There is a clear positive relationship between total steps and calories burned. Users who take more steps consistently burn more calories, reinforcing the value of step-based activity as a simple and effective health metric.
Lightly active and sedentary minutes dominate daily activity patterns, while very active minutes are comparatively limited. This suggests that many users engage in movement but may struggle to reach higher-intensity activity levels.
Average activity intensity peaks during daytime hours and declines significantly at night. This reflects typical daily routines and highlights opportunities for timely nudges during peak activity windows.
Sleep duration varies considerably among users who track sleep. While this dataset is smaller, it provides useful context for understanding how activity and rest may interact for engaged users.
Since steps strongly correlate with calorie burn, Bellabeat can emphasize personalized daily step goals that adapt to user activity history rather than fixed targets. This lowers the barrier for less active users while still motivating improvement.
Given the dominance of light activity, Bellabeat can introduce micro-workout prompts (5–10 minutes) that encourage users to transition from light to moderate or vigorous activity, especially during peak daytime hours.
Activity intensity patterns suggest optimal times for engagement. Bellabeat can send context-aware reminders during periods when users are most likely to be active, increasing the effectiveness of in-app nudges.
For users who track sleep, Bellabeat can tailor activity suggestions based on sleep duration, promoting recovery-aware fitness guidance and reinforcing Bellabeat’s holistic health positioning.
The limited use of weight and sleep tracking suggests an opportunity to educate users on the benefits of logging these metrics. Clear messaging on how these features enhance personalized insights could increase adoption.

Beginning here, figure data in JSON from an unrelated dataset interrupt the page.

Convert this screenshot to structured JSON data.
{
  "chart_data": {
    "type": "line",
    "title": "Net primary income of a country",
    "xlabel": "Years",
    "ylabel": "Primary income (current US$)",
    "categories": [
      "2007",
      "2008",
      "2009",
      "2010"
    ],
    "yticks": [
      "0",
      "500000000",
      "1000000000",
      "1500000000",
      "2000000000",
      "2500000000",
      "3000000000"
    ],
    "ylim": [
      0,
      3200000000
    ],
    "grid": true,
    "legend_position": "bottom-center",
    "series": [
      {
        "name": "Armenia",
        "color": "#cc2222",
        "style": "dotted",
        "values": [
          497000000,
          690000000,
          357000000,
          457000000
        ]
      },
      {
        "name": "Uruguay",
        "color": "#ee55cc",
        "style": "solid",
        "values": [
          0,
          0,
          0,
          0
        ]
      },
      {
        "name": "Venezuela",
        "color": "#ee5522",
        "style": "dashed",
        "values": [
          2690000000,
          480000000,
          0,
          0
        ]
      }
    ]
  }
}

These insights highlight opportunities for Bellabeat to increase user engagement by promoting achievable activity goals, timely interventions, and personalized health guidance aligned with real-world user behavior.
Thank you for your interest in my Bellabeat Case Study!
This project represents my first end-to-end case study using R for data cleaning, analysis, and visualization. I welcome feedback and suggestions for further improvement.